The Magical Horizontal Force Muscle? A Preliminary Study Examining the "Force-Vector" Theory

Abstract

The force-vector theory contends that horizontal exercises are more specific to horizontal sports skills. In this context, the focus is on horizontal force production relative to the global coordinate frame. However, according to the principle of dynamic correspondence, the direction of force relative to the athlete is more important, and thus the basis for the force-vector theory is flawed. The purpose of this study was therefore to test the force-vector theory. According to the force-vector theory, hip thrust is a horizontally loaded exercise, and so hip thrust training would be expected to create greater improvements in horizontal jump performance than vertical jump performance. Eleven collegiate female athletes aged 18⁻24 years completed a 14-week hip thrust training programme. Pre and post testing was used to measure the following: vertical squat jump, vertical countermovement jump, horizontal squat jump, horizontal countermovement jump and hip thrust 3 repetition maximum (3RM). Subjects improved their 3 repetition maximum hip thrust performance by 33.0% (d = 1.399, p < 0.001, η² = 0.784) and their vertical and horizontal jump performance (improvements ranged from 5.4⁻7.7%; d = 0.371⁻0.477, p = 0.004, η² = 0.585). However, there were no differences in the magnitude of the improvement between horizontal and vertical jumping (p = 0.561, η² = 0.035). The results of this study are contrary to the predictions of the force-vector theory. Furthermore, this paper concludes with an analysis of the force-vector theory, presenting the mechanical inconsistencies in the theory. Coaches should use the well established principle of dynamic correspondence in order to assess the mechanical similarity of exercises to sports skills.
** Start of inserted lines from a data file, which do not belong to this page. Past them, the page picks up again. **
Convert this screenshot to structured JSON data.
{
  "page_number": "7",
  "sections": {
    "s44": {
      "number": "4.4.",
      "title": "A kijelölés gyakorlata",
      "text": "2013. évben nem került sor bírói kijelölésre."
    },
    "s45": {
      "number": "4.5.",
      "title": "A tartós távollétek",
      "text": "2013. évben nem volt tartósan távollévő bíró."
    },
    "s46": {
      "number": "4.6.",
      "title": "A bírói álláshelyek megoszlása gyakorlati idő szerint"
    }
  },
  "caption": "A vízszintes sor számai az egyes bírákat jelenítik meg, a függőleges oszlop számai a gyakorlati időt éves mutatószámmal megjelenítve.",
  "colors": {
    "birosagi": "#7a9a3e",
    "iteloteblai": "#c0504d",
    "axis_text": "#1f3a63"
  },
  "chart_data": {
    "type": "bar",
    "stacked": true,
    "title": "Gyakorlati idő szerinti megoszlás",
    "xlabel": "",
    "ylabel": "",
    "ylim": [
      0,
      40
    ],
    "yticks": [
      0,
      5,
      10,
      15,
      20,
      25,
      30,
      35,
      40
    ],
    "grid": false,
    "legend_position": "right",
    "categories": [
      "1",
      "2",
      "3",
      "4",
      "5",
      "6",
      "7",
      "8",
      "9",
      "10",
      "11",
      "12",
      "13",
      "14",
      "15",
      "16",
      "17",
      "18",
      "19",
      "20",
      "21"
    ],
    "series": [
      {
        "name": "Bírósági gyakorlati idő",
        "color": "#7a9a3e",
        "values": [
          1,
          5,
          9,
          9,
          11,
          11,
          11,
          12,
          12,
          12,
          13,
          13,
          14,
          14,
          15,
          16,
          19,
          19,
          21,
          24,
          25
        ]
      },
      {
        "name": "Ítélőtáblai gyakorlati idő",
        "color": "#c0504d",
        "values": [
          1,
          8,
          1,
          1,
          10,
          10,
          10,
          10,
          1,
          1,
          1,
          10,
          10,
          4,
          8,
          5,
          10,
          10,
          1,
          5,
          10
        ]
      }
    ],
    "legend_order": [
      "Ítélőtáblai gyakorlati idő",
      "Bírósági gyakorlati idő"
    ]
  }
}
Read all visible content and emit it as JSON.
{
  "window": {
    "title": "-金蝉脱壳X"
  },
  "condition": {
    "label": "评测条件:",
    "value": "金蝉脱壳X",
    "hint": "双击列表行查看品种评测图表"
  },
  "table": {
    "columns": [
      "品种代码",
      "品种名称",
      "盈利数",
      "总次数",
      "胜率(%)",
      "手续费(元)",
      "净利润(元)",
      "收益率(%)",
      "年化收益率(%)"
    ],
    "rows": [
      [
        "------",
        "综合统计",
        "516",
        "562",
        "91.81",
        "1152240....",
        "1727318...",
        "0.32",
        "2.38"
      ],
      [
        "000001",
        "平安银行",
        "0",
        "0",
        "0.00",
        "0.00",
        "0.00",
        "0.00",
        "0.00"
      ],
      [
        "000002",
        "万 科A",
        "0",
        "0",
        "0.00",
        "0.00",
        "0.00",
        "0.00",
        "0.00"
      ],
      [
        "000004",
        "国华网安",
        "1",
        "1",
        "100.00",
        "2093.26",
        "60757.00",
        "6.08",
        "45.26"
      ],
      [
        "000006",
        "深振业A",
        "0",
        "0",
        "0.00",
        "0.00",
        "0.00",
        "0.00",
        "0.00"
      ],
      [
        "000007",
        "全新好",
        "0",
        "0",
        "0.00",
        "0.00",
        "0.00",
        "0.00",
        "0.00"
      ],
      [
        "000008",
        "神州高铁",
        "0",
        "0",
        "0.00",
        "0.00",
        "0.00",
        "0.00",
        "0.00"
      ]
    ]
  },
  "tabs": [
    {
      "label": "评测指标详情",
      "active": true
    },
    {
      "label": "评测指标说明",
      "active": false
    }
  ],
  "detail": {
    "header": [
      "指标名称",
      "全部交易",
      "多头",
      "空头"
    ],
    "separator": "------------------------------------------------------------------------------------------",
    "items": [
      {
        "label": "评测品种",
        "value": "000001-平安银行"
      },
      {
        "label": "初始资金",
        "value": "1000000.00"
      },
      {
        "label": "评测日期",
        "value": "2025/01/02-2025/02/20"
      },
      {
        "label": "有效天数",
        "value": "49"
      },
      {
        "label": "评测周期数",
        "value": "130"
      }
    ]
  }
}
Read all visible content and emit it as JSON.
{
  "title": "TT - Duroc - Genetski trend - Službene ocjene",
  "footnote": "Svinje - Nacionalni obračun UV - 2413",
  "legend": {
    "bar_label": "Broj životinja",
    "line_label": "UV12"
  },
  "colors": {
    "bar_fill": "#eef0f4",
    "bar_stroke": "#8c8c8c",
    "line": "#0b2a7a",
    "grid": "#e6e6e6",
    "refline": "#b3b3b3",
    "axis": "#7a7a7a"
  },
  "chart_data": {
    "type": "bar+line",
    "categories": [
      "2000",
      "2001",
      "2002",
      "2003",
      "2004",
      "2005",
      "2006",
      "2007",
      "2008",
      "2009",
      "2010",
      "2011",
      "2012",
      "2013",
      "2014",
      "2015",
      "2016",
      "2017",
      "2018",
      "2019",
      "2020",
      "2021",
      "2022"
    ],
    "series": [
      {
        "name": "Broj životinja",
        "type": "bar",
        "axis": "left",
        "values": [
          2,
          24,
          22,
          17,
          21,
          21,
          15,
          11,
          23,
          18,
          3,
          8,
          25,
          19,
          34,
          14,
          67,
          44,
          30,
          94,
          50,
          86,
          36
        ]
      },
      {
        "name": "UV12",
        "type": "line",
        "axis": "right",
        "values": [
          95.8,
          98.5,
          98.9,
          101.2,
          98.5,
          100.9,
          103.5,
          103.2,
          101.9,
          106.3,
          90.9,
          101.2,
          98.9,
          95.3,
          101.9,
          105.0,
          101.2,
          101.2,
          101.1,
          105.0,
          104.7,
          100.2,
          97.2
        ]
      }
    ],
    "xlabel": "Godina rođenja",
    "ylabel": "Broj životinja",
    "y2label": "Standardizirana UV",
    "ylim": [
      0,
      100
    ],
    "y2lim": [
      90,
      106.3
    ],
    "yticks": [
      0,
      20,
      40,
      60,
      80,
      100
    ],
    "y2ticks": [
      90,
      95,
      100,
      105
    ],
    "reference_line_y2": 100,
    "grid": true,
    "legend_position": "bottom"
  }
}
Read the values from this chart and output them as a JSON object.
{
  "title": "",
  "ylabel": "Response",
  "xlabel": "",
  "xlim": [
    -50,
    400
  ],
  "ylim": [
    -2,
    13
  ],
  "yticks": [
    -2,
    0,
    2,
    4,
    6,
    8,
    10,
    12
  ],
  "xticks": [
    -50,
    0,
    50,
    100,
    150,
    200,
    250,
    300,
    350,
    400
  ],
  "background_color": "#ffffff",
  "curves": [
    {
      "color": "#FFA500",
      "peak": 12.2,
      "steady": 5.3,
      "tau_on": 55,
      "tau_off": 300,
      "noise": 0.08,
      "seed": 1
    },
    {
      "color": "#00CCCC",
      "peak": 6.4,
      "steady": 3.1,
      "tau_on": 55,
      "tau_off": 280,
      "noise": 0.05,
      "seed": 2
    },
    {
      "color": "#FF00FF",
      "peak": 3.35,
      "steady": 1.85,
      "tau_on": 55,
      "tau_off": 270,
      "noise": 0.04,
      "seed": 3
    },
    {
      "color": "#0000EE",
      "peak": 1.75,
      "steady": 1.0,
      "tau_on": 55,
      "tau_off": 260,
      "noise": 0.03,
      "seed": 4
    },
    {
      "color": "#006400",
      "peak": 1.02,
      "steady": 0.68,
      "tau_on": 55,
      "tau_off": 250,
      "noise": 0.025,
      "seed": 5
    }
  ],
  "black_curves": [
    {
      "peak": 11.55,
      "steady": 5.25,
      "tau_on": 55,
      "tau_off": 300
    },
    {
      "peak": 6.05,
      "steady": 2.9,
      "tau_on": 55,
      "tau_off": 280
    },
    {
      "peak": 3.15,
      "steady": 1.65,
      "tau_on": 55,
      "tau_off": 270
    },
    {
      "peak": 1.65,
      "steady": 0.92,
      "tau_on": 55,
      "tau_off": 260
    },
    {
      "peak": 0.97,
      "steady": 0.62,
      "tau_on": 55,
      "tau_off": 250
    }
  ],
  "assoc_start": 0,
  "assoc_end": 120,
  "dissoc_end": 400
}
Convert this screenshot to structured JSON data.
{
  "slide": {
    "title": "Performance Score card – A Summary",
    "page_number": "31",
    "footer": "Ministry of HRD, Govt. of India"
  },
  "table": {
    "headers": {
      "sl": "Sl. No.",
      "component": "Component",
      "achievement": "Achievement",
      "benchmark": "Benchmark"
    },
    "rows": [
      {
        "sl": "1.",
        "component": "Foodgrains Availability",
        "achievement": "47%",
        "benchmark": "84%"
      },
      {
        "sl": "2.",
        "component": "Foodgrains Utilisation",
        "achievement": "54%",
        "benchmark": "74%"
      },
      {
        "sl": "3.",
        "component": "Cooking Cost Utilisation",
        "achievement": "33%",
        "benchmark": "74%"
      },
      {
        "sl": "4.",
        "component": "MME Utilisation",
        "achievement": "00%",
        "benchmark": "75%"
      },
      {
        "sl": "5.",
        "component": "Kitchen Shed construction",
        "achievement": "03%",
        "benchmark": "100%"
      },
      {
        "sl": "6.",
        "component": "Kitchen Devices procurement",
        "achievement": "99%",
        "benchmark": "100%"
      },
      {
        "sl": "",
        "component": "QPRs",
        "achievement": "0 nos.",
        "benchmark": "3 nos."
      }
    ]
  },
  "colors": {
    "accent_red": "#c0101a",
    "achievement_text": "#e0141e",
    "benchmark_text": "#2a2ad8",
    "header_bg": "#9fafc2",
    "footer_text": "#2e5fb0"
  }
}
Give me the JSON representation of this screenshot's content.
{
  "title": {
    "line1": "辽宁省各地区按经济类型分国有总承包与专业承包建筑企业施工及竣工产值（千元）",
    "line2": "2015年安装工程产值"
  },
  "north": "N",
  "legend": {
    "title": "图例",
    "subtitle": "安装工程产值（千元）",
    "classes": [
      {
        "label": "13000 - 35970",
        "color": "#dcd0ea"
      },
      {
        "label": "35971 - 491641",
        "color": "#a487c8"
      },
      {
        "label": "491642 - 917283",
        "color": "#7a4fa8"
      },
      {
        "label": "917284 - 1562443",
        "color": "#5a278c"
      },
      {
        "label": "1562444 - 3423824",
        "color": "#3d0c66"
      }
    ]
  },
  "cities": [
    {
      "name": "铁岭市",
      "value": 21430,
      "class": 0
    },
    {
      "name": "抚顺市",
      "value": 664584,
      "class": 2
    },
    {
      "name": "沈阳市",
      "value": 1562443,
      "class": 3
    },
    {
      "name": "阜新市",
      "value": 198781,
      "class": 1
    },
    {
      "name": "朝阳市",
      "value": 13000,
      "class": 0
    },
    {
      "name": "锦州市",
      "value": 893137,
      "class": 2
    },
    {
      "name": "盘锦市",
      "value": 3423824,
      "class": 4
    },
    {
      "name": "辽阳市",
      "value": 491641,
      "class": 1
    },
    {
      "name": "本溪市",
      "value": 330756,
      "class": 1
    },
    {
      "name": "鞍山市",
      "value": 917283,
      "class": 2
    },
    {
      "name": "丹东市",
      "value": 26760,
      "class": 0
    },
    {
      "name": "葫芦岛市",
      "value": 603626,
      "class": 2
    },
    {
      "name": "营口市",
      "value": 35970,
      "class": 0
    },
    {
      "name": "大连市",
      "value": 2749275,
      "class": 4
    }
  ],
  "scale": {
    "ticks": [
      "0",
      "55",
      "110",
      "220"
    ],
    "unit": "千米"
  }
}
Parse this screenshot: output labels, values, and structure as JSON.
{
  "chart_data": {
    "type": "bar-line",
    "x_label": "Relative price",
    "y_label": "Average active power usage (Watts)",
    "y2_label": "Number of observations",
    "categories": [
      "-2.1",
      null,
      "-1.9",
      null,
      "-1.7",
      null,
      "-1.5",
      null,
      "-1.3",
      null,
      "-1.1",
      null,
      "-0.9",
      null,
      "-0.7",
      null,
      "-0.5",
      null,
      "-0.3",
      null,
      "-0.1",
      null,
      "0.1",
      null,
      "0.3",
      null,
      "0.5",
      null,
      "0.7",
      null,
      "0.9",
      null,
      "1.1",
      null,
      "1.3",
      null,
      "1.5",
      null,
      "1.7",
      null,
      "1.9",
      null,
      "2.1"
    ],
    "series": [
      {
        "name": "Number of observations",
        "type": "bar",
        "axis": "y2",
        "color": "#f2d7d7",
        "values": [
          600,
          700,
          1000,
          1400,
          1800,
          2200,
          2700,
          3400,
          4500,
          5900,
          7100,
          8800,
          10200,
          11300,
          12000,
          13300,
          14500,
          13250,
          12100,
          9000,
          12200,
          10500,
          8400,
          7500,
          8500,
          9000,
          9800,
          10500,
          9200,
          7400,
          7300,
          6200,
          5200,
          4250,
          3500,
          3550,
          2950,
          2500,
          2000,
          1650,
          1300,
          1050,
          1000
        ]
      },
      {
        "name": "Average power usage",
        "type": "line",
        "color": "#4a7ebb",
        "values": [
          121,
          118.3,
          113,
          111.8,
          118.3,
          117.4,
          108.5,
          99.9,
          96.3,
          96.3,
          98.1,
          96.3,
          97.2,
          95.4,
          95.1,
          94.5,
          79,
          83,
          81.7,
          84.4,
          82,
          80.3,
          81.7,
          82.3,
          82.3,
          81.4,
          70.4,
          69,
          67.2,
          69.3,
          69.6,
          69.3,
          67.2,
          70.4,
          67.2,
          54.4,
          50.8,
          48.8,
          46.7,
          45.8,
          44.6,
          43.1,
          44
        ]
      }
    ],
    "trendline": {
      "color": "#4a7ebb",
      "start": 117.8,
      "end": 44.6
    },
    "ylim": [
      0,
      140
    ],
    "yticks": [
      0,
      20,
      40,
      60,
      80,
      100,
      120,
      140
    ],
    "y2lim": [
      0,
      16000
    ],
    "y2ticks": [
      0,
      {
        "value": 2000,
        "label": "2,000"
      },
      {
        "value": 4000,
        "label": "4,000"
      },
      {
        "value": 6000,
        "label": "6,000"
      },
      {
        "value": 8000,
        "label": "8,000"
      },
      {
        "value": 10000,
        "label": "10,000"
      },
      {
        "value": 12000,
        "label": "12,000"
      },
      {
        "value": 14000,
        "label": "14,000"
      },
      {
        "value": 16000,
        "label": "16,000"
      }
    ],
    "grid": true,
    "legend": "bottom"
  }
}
Keywords: dynamic correspondence; hip thrust; jump training; specificity; vertical jumping.

Figure 1

Relationship between global (world fixed—black axes) and local (athlete fixed—light grey axes) coordinate frames. (A) An athlete accelerating experiences a ground reaction force (dark grey arrow) which has substantial horizontal and vertical components relative to the global frame. (B) If the athlete is rotated such that the local and global frames are aligned, it is apparent that the direction of the ground reaction force relative to the athlete is largely vertical.